Das 1969 gegründete Northern Ballet geniesst in Grossbritannien einen ausgezeichneten Ruf für seine Aufführungen abendfüllender Handlungsballette. Es ist wie die meisten grossen Institutionen eine Arts Council England Portfolio Organisation, es wird also mit Steuergeld und Beiträgen der National Lottery subventioniert. Nicht nur in Leeds, wo die Kompanie seit 2010 ihre eigene Bühne im Stadtzentrum besitzt, sondern auch in zahlreichen englischen Städten, in denen regelmässig Aufführungen des Northern Ballet gezeigt werden, wird die Truppe geschätzt. Ein integraler Bestandteil ist dabei die Mitwirkung der Northern Ballet Sinfonia, eines 28-köpfigen Orchesters, das in allen Stilen zuhause ist. Obwohl die Mitglieder nur auf Projektbasis, also als Freischaffende, engagiert sind, sind sie sehr loyal und wirken teilweise seit Jahrzehnten im Orchester mit.

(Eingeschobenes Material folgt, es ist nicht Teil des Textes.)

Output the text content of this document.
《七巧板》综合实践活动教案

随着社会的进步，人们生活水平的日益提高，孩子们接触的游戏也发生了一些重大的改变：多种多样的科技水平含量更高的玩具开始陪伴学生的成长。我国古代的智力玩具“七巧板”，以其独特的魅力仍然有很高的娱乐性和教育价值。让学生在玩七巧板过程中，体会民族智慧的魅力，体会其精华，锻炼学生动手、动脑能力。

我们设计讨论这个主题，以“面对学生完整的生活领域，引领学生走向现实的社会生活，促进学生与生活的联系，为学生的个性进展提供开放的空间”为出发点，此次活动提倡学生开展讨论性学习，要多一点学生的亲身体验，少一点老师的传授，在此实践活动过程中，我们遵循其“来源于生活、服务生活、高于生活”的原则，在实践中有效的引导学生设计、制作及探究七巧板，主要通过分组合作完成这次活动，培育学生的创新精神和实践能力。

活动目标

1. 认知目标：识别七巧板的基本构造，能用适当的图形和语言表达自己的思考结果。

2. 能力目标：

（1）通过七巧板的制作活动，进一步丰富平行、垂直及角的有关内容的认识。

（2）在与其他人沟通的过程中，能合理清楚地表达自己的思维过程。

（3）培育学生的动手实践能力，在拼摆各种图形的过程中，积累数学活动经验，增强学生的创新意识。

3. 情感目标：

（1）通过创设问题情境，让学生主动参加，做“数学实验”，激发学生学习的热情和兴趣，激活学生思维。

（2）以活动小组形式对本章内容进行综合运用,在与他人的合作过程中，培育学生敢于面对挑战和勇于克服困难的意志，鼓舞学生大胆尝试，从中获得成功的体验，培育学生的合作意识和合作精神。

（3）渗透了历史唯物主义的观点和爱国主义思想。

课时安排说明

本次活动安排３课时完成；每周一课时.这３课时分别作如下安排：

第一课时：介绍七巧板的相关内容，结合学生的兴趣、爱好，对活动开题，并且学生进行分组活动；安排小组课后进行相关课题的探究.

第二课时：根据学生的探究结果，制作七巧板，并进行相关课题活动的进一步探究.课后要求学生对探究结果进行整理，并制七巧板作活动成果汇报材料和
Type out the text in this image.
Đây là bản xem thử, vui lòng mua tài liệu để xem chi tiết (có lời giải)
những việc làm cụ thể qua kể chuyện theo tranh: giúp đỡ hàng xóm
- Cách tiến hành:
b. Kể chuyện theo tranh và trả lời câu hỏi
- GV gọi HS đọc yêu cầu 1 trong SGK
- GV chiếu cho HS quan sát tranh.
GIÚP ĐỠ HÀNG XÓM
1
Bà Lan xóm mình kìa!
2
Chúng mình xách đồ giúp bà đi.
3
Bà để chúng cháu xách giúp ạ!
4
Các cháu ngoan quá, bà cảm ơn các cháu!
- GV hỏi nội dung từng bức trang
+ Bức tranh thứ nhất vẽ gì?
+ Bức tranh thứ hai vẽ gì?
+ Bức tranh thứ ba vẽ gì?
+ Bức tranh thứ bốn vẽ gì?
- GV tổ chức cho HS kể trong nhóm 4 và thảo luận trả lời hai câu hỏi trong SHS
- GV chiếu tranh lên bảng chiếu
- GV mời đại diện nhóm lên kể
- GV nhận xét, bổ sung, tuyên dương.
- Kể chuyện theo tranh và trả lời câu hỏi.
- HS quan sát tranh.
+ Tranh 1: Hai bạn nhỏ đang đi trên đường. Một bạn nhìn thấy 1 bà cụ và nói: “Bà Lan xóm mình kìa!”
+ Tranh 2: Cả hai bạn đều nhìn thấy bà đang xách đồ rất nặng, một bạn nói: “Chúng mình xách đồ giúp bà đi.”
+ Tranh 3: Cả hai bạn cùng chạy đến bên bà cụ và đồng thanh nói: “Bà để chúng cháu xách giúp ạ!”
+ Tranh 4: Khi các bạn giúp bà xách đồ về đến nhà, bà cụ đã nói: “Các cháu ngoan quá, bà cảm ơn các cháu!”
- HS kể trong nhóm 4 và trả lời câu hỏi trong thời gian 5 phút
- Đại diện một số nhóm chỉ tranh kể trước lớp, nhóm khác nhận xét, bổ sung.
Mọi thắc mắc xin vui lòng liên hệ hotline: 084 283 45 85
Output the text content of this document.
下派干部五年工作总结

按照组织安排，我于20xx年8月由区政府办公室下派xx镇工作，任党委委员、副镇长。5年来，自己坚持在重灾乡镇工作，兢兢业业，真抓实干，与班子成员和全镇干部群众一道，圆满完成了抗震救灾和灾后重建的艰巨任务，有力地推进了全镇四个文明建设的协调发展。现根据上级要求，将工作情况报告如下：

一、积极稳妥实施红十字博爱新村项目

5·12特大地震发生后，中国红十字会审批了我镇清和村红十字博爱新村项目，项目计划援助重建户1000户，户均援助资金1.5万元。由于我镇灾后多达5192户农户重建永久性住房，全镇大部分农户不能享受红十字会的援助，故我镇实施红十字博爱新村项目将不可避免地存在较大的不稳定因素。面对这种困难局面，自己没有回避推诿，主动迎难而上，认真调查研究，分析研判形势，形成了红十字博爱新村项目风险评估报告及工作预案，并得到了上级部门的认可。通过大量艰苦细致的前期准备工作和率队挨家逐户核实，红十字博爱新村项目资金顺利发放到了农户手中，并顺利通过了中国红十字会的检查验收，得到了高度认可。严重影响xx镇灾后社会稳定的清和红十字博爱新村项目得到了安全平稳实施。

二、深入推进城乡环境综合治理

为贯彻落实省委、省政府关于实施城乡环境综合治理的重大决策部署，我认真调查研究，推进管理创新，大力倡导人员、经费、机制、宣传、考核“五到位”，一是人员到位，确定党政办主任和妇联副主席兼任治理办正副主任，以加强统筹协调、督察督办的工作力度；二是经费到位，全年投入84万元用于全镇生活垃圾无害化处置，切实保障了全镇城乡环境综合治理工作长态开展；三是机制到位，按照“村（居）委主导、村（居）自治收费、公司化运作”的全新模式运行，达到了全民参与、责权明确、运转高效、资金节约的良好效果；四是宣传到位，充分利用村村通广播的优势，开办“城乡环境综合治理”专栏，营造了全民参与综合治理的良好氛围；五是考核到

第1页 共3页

Im September 2023 erreichte die Öffentlichkeit die Hiobsbotschaft, dass ab April 2024 die Tourneen grösstenteils ohne Livemusik gespielt werden sollten. Der Grund dafür seien die Inflation, die allgemeine Wirtschaftskrise und der Ukraine-Krieg, die die Energierechnungen und die Transportkosten einer Tournee unverhältnismässig in die Höhe getrieben hätten. Dass durch diese Massnahme fast dreissig Musiker*innen ihre Lebensgrundlage verlieren würden, wurde, wenn auch vielleicht mit Bedauern, als Kollateralschaden verbucht.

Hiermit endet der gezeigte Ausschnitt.